Seizure suppression by asynchronous non-periodic electrical stimulation of the amygdala is partially mediated by indirect desynchronization from nucleus accumbens

摘要

Electrical stimulation (ES) of the nervous system is a promising alternative for the treatment of refractory epilepsy. Based on the understanding that seizures are the expression of neural hypersynchronism, our group developed and tested a non-standard form of low-energy temporally unstructured ES termed NPS (Non-periodic stimulation), with pseudo-randomized inter-pulse intervals. Previous investigation demonstrated that NPS applied to the amygdala has a robust anticonvulsant effect against both acute and chronic seizures, and suggested that its therapeutic effect is based on direct desynchronization of ictogenic neural circuits.
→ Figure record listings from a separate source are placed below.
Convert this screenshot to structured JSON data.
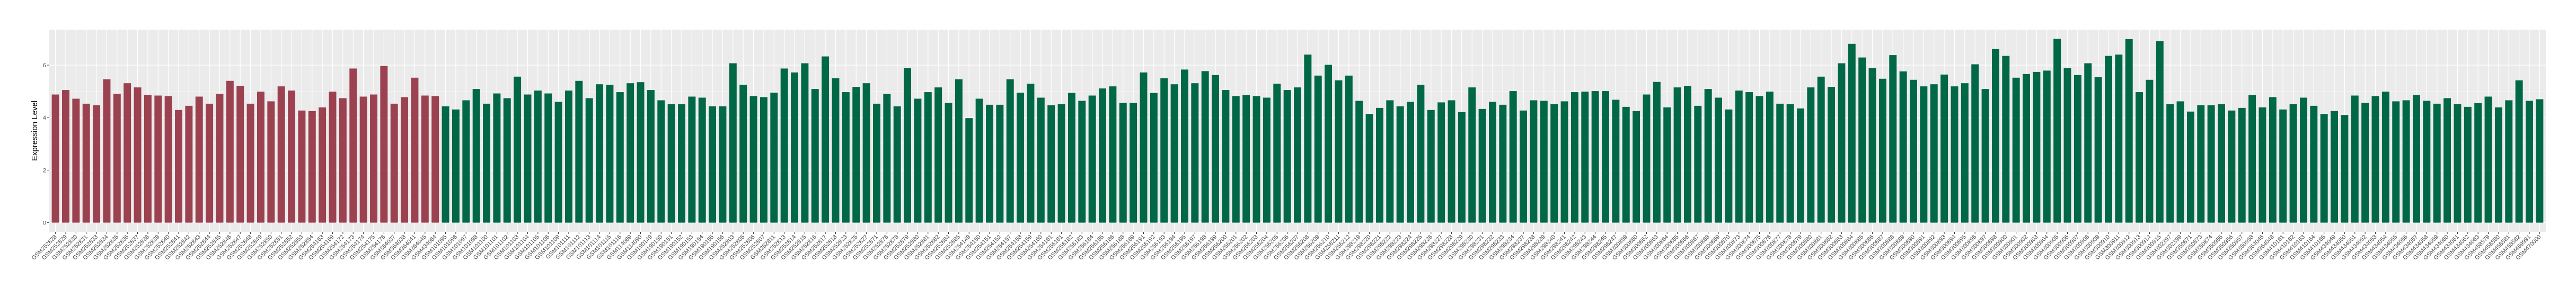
{
  "chart_data": {
    "type": "bar",
    "title": "",
    "xlabel": "",
    "ylabel": "Expression Level",
    "ylim": [
      -0.35,
      7.35
    ],
    "yticks": [
      0,
      2,
      4,
      6
    ],
    "grid": true,
    "legend": "none",
    "colors": [
      "#9C4150",
      "#006846"
    ],
    "panel_background": "#EBEBEB",
    "categories": [
      "GSM252828",
      "GSM252829",
      "GSM252830",
      "GSM252831",
      "GSM252833",
      "GSM252834",
      "GSM252835",
      "GSM252836",
      "GSM252837",
      "GSM252838",
      "GSM252839",
      "GSM252840",
      "GSM252841",
      "GSM252842",
      "GSM252843",
      "GSM252844",
      "GSM252845",
      "GSM252846",
      "GSM252847",
      "GSM252848",
      "GSM252849",
      "GSM252850",
      "GSM252851",
      "GSM252852",
      "GSM252853",
      "GSM252854",
      "GSM254163",
      "GSM254169",
      "GSM254172",
      "GSM254173",
      "GSM254174",
      "GSM254175",
      "GSM254176",
      "GSM364037",
      "GSM364038",
      "GSM364041",
      "GSM364045",
      "GSM434064",
      "GSM101095",
      "GSM101096",
      "GSM101097",
      "GSM101098",
      "GSM101100",
      "GSM101101",
      "GSM101102",
      "GSM101103",
      "GSM101104",
      "GSM101105",
      "GSM101106",
      "GSM101109",
      "GSM101111",
      "GSM101112",
      "GSM101113",
      "GSM101114",
      "GSM101115",
      "GSM101116",
      "GSM114089",
      "GSM114090",
      "GSM190149",
      "GSM190150",
      "GSM190151",
      "GSM190152",
      "GSM190153",
      "GSM190154",
      "GSM190155",
      "GSM190156",
      "GSM252803",
      "GSM252805",
      "GSM252806",
      "GSM252807",
      "GSM252811",
      "GSM252813",
      "GSM252814",
      "GSM252815",
      "GSM252816",
      "GSM252817",
      "GSM252818",
      "GSM252823",
      "GSM252825",
      "GSM252827",
      "GSM252871",
      "GSM252876",
      "GSM252878",
      "GSM252879",
      "GSM252880",
      "GSM252881",
      "GSM252882",
      "GSM252884",
      "GSM252885",
      "GSM254149",
      "GSM254150",
      "GSM254151",
      "GSM254152",
      "GSM254157",
      "GSM254158",
      "GSM254159",
      "GSM254160",
      "GSM254161",
      "GSM256181",
      "GSM256182",
      "GSM256183",
      "GSM256184",
      "GSM256185",
      "GSM256186",
      "GSM256188",
      "GSM256189",
      "GSM256191",
      "GSM256192",
      "GSM256193",
      "GSM256194",
      "GSM256195",
      "GSM256197",
      "GSM256198",
      "GSM256199",
      "GSM256200",
      "GSM256201",
      "GSM256202",
      "GSM256203",
      "GSM256204",
      "GSM256205",
      "GSM256206",
      "GSM256207",
      "GSM256208",
      "GSM256209",
      "GSM256210",
      "GSM256211",
      "GSM256212",
      "GSM298219",
      "GSM298220",
      "GSM298221",
      "GSM298222",
      "GSM298223",
      "GSM298224",
      "GSM298225",
      "GSM298226",
      "GSM298227",
      "GSM298228",
      "GSM298229",
      "GSM298230",
      "GSM298231",
      "GSM298232",
      "GSM298233",
      "GSM298234",
      "GSM298237",
      "GSM298238",
      "GSM298239",
      "GSM298240",
      "GSM298241",
      "GSM298242",
      "GSM298243",
      "GSM298244",
      "GSM298245",
      "GSM298247",
      "GSM300859",
      "GSM300860",
      "GSM300862",
      "GSM300863",
      "GSM300864",
      "GSM300865",
      "GSM300866",
      "GSM300867",
      "GSM300868",
      "GSM300869",
      "GSM300870",
      "GSM300873",
      "GSM300874",
      "GSM300875",
      "GSM300876",
      "GSM300877",
      "GSM300878",
      "GSM300879",
      "GSM300880",
      "GSM300881",
      "GSM300882",
      "GSM300883",
      "GSM300884",
      "GSM300885",
      "GSM300886",
      "GSM300887",
      "GSM300888",
      "GSM300889",
      "GSM300890",
      "GSM300891",
      "GSM300892",
      "GSM300893",
      "GSM300894",
      "GSM300895",
      "GSM300896",
      "GSM300897",
      "GSM300898",
      "GSM300900",
      "GSM300901",
      "GSM300902",
      "GSM300903",
      "GSM300904",
      "GSM300905",
      "GSM300906",
      "GSM300907",
      "GSM300908",
      "GSM300909",
      "GSM300910",
      "GSM300911",
      "GSM300912",
      "GSM300913",
      "GSM300914",
      "GSM300915",
      "GSM302397",
      "GSM302399",
      "GSM350871",
      "GSM350873",
      "GSM350874",
      "GSM350955",
      "GSM350956",
      "GSM350957",
      "GSM350958",
      "GSM364046",
      "GSM364048",
      "GSM410161",
      "GSM410162",
      "GSM410163",
      "GSM410164",
      "GSM410165",
      "GSM434049",
      "GSM434050",
      "GSM434051",
      "GSM434052",
      "GSM434053",
      "GSM434054",
      "GSM434055",
      "GSM434056",
      "GSM434057",
      "GSM434058",
      "GSM434059",
      "GSM434060",
      "GSM434061",
      "GSM434062",
      "GSM434063",
      "GSM458579",
      "GSM458580",
      "GSM458581",
      "GSM458582",
      "GSM469991",
      "GSM470000"
    ],
    "values": [
      4.88,
      5.05,
      4.72,
      4.53,
      4.47,
      5.46,
      4.9,
      5.31,
      5.15,
      4.86,
      4.84,
      4.82,
      4.29,
      4.45,
      4.8,
      4.53,
      4.9,
      5.4,
      5.21,
      4.53,
      4.99,
      4.62,
      5.19,
      5.03,
      4.27,
      4.25,
      4.39,
      4.99,
      4.74,
      5.87,
      4.8,
      4.88,
      5.97,
      4.53,
      4.78,
      5.52,
      4.84,
      4.82,
      4.43,
      4.31,
      4.66,
      5.09,
      4.53,
      4.92,
      4.74,
      5.56,
      4.88,
      5.03,
      4.92,
      4.6,
      5.03,
      5.4,
      4.74,
      5.27,
      5.25,
      4.97,
      5.31,
      5.35,
      5.05,
      4.66,
      4.51,
      4.51,
      4.8,
      4.76,
      4.43,
      4.43,
      6.07,
      5.25,
      4.82,
      4.78,
      4.95,
      5.87,
      5.72,
      6.07,
      5.09,
      6.33,
      5.5,
      4.97,
      5.17,
      5.31,
      4.53,
      4.9,
      4.43,
      5.89,
      4.72,
      4.97,
      5.15,
      4.56,
      5.46,
      3.98,
      4.72,
      4.49,
      4.49,
      5.46,
      4.95,
      5.29,
      4.76,
      4.47,
      4.51,
      4.94,
      4.64,
      4.84,
      5.11,
      5.19,
      4.56,
      4.56,
      5.72,
      4.94,
      5.5,
      5.27,
      5.83,
      5.31,
      5.77,
      5.62,
      5.05,
      4.82,
      4.86,
      4.82,
      4.76,
      5.29,
      5.05,
      5.15,
      6.4,
      5.6,
      6.01,
      5.42,
      5.6,
      4.64,
      4.14,
      4.37,
      4.66,
      4.43,
      4.6,
      5.25,
      4.29,
      4.58,
      4.66,
      4.21,
      5.15,
      4.33,
      4.6,
      4.49,
      5.01,
      4.27,
      4.66,
      4.64,
      4.51,
      4.62,
      4.97,
      4.99,
      5.01,
      5.01,
      4.68,
      4.41,
      4.25,
      4.88,
      5.36,
      4.39,
      5.15,
      5.21,
      4.45,
      5.09,
      4.76,
      4.31,
      5.03,
      4.97,
      4.82,
      4.99,
      4.53,
      4.51,
      4.35,
      5.15,
      5.56,
      5.17,
      6.07,
      6.81,
      6.29,
      5.89,
      5.48,
      6.38,
      5.76,
      5.44,
      5.19,
      5.27,
      5.64,
      5.19,
      5.31,
      6.03,
      5.09,
      6.61,
      6.35,
      5.52,
      5.66,
      5.74,
      5.79,
      7.0,
      5.89,
      5.62,
      6.07,
      5.54,
      6.35,
      6.4,
      6.99,
      4.97,
      5.44,
      6.91,
      4.51,
      4.62,
      4.23,
      4.47,
      4.47,
      4.51,
      4.27,
      4.37,
      4.86,
      4.39,
      4.78,
      4.31,
      4.51,
      4.76,
      4.45,
      4.14,
      4.25,
      4.1,
      4.84,
      4.56,
      4.82,
      4.99,
      4.62,
      4.66,
      4.86,
      4.64,
      4.53,
      4.74,
      4.51,
      4.41,
      4.55,
      4.8,
      4.39,
      4.66,
      5.42,
      4.64,
      4.7
    ],
    "group_of_bar": "first 38 bars use colors[0], remaining bars use colors[1]",
    "group_sizes": [
      38,
      205
    ]
  }
}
Further mechanistic investigation using functional magnetic resonance imaging has shown that NPS also activates nucleus accumbens (NAc) in seizure-free rats, raising the hypothesis of an alternative therapeutic mechanism: NPS-enhanced indirect inhibition / desynchronization of ictogenic circuits by NAc. In order to investigate this idea, here we evaluated behavior and cortical electrographic activity from animals submitted to pentylenetetrazole (PTZ) induced seizures, treated with NPS and with or without bilateral electrolytic lesion of NAc. NPS-treated animals with bilateral lesion of NAc expressed unexpected straub tail in addition to other stereotypical convulsive behavior, displayed increased susceptibility to PTZ (lower drug threshold), and had a much longer electrographic seizure, with a greater number of spikes, firing at a higher rate. Moreover, analysis of spike morphology showed an increase in amplitude and slope in these animals, suggesting that ablation of NAc results in disinhibition and/or increase of neural synchronism within ictogenic circuits. NPS had no therapeutic effect whatsoever in lesioned animals, while it displayed a mild anticonvulsant effect in those with intact brains. Results corroborate the notion that NAc has a key role in controlling aberrant epileptiform activity in ictogenic circuits through indirect polysynaptic connections that may enroll the ventral pallidum and ventral tegmental area. They also point to the possibility that NPS may enhance this effect, putatively by benefiting from the structure's property of detecting saliences.